Université Paris X - NANTERRE

Maîtrise : Histoire de l'administration publique

(1er semestre de l'année 2000-2001) - 3e partie, titre II, chapitre 2


Chapitre 2

Le sport et l'armée

 

 

¶ I - Sport et violence dans l'Antiquité

 

L'histoire des sports en occident est intimement liée à la chasse, la guerre et plus généralement à la mort. On voit d'emblée que l'histoire est ici la plus parfaite expression du politiquement incorrect : aujourd'hui, le discours officiel fait du sport l'exaltation de la vie et il est particulièrement inconvenant de rappeler que sa plus parfaite expression fut le film Les Dieux du stade de Leni Riefenstahl, cinéaste officielle des grandes mises en scène du Nazisme.

Les sports occidentaux sont nés dans l'île de Crète vers le XVe siècle avant J.-C. Les Crétois pratiquaient alors la course à pied, le pancrace et, particulièrement, les combats contre les taureaux. Les voltigeurs crétois, effectuaient des sauts périlleux au dessus des cornes des taureaux sauvages : telle est l'origine de toutes les formes modernes du combat taurin (les courses landaises et camarguaises sont les plus proches de la tauromachie antique).
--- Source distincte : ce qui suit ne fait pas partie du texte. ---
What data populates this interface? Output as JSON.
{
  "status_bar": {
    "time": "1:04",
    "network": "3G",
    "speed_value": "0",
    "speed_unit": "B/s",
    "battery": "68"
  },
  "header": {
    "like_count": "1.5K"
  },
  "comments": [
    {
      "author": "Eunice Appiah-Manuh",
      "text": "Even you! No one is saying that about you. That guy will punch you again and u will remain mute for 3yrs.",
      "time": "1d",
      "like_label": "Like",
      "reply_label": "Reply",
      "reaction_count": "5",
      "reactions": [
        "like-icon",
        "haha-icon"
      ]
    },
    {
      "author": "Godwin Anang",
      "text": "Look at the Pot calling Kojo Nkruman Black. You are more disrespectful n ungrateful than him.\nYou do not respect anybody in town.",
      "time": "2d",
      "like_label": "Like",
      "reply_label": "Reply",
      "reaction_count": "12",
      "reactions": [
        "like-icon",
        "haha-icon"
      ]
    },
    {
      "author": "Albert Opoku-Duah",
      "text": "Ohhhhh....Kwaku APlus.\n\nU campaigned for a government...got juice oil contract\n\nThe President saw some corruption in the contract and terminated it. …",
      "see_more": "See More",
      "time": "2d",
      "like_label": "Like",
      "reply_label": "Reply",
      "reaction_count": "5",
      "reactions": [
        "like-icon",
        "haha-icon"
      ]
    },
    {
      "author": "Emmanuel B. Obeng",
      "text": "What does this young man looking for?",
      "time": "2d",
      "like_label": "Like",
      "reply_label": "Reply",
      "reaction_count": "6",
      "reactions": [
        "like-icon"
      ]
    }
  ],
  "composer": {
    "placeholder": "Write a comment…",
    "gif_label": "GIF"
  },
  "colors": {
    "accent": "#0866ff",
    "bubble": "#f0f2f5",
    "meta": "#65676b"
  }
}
Selon tradition, des Crétois, qui fuyaient certaines invasions de leur île, importèrent ces jeux dans le Péloponnèse. Le Grecs n'accueillirent pas la tauromachie. En revanche, bien que prônant par la suite la doctrine de la trêve olympique, ils établirent clairement un lien originel entre le sport, la guerre et la mort au combat. C'est en effet dans le chant XXIII de L'Iliade  que le Grecs font pour la première fois allusion à des compétitions sportives, en l'occurrence les jeux qui furent organisés à l'occasion des funérailles de Patrocle, l'ami d'Achille : courses de char, pugilats, pancrace, course à pied, escrime, lancer de disque et tir à l'arc.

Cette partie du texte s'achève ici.